Только после того, как я повесила трубку, до меня дошел весь смысл ситуации. Смотреть флотилию вместе с его семьей или заглянуть к нему в гости после прогулки по берегу – одно дело, а провести Рождество в обоих домах, – уже что-то большее, почти шаг в том направлении, куда мне, как я была почти уверена, идти не хотелось. И все же…
Я не могла отрицать, что рада приглашению.
В воскресенье сочельник прошел не так, как у нас дома в Сиэтле, и не только из-за поездки на пароме и двух церковных служб. Наверное, мне стоило заранее догадаться, что двум бывшим монахиням важно найти способ отдать должное истинному смыслу этого праздника, что мы и сделали.
После церкви мы, как обычно, побывали в «Уолмарте», где я нашла симпатичную рамку для родителей Брайса и открытку для самого Брайса. А вместо гаражных распродаж мы побывали в приюте «Миссия надежды», где несколько часов готовили еду для неимущих и бездомных. Мне поручили чистить картошку, и хотя поначалу получалось не очень быстро, к концу работы я приноровилась. Когда мы уезжали из приюта, к тете Линде и Гвен кинулись с благодарностями и объятиями человек десять – кажется, они являлись сюда в качестве добровольных помощников уже не первый раз, – и я увидела, как тетя незаметно сунула начальнице приюта конверт, явно с денежным пожертвованием.
На закате мы побывали на представлении живого вертепа одной из протестантских церквей (мама перекрестилась бы, узнав об этом). Мы увидели, как Иосиф и Мария уходят от постоялого двора и находят приют в хлеву, как на свет появляется Иисус, как к нему приходят поклониться три волхва. Действие происходило снаружи церкви, морозный воздух придавал ему реалистичность.
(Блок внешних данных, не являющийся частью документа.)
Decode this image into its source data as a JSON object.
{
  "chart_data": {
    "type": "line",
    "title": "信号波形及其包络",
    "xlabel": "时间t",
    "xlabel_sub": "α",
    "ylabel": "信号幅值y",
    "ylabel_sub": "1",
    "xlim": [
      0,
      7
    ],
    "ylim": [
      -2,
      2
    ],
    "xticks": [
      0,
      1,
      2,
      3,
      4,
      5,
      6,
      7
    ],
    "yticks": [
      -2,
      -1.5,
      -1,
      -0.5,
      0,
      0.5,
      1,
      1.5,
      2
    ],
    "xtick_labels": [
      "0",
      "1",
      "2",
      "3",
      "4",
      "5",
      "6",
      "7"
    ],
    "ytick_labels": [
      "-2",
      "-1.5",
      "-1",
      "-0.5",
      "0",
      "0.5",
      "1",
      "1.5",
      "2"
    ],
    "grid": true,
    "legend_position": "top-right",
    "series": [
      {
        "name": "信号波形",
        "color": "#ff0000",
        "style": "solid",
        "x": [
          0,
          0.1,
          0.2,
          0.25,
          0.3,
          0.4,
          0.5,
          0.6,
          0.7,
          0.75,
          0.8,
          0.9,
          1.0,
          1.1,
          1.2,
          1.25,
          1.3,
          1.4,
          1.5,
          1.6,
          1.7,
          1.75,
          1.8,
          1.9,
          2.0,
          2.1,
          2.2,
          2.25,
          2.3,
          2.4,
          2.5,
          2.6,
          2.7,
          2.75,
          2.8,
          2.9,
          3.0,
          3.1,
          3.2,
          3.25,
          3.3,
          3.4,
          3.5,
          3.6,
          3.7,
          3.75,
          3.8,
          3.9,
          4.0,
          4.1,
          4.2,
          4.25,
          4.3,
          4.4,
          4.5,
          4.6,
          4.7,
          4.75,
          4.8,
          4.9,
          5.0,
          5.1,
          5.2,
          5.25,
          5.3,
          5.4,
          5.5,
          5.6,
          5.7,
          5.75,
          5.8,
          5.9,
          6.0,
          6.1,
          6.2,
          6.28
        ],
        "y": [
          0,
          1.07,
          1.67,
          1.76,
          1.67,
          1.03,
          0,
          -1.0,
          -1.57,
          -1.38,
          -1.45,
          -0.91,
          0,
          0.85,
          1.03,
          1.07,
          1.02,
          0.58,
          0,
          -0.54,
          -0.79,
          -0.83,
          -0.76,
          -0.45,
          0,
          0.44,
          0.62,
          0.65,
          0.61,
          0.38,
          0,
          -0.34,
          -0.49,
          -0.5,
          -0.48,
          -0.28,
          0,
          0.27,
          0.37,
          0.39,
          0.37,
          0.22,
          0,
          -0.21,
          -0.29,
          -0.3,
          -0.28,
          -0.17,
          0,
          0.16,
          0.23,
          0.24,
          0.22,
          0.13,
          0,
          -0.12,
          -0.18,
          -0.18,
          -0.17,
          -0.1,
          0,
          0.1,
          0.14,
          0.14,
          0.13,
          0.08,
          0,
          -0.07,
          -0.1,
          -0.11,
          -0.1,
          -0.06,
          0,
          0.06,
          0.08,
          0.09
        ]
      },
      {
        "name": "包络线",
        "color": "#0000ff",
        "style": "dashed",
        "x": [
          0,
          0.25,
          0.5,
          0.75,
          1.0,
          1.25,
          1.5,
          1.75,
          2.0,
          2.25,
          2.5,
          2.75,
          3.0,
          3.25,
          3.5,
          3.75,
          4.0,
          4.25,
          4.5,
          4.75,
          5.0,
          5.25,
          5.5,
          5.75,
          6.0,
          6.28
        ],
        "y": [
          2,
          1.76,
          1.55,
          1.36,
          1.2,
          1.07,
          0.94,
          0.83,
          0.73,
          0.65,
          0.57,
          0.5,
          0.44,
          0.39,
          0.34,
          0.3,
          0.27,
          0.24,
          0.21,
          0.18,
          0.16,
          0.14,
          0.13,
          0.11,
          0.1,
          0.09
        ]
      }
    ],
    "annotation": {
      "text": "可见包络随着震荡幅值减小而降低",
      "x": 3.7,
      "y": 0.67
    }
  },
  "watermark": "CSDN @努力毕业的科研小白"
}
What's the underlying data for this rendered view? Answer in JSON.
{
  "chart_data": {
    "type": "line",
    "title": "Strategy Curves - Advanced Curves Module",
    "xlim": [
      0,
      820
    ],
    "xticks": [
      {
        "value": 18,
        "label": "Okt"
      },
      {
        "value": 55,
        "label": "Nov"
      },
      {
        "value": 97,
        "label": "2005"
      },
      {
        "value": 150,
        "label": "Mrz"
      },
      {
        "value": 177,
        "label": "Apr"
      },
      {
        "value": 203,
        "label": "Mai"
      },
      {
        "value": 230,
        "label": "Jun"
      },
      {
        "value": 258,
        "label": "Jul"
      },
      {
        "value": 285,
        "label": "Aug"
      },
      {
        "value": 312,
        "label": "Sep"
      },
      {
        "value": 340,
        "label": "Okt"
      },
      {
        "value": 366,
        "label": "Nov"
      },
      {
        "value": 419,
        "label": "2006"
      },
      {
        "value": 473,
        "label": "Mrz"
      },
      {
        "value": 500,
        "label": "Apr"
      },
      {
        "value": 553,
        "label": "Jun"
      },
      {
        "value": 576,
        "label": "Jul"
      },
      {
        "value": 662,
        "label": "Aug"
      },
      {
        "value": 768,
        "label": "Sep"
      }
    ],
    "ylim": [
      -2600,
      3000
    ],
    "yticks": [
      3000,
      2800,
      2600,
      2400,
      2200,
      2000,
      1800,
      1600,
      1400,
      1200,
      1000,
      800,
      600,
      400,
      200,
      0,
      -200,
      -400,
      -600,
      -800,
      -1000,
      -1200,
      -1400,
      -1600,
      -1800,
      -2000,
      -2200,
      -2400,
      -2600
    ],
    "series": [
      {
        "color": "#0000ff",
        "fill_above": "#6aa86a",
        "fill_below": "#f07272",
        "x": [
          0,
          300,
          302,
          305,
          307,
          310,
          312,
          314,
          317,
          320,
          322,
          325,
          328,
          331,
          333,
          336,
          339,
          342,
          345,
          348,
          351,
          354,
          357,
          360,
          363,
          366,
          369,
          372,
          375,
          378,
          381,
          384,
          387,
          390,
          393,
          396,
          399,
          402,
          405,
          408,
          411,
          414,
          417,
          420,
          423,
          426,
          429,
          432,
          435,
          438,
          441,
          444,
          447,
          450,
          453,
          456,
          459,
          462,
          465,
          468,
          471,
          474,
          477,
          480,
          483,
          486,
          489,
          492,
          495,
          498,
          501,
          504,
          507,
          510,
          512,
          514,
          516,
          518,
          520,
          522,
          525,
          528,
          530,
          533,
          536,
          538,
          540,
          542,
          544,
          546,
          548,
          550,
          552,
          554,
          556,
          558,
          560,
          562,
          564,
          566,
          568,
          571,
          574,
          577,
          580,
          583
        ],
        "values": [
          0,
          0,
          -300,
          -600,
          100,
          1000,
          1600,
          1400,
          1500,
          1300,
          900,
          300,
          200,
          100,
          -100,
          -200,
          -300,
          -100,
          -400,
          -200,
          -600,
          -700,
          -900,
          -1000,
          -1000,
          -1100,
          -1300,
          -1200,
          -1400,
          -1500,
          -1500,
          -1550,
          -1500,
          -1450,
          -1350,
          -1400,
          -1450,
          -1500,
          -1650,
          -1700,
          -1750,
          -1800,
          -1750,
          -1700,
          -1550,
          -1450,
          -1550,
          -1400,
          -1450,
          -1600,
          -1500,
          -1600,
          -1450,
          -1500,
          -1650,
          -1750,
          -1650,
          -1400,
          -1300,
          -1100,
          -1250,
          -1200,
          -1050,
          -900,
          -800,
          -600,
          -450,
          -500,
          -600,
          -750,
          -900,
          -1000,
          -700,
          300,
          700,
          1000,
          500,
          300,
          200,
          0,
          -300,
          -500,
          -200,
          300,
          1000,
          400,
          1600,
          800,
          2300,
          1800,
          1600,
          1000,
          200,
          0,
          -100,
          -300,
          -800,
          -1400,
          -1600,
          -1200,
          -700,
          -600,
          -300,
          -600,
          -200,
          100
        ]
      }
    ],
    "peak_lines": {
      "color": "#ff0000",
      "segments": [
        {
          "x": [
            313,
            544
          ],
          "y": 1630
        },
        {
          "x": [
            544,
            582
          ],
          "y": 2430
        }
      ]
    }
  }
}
Когда представление закончилось, запел хор, и мы с тетей, взявшись за руки, подхватили пение.
Потом был ужин, а после него, поскольку до ночной службы оставалось еще несколько часов, мы отправились в тот же мотель, где останавливались, когда я прилетела из Сиэтла. Мы с тетей заняли одну комнату, поставили будильник и легли вздремнуть. В одиннадцать мы проснулись. Как выяснилось, напрасно я опасалась, что на всенощной буду клевать носом: священник не пожалел ладана, поэтому все продолжали бодрствовать, у меня непрестанно слезились глаза. В происходящем ощущалось нечто мистическое, но в духовном смысле. По всей церкви горели свечи, звучала торжественная и глубокая органная музыка. Взглянув на тетю, я увидела, что она молится, беззвучно шевеля губами.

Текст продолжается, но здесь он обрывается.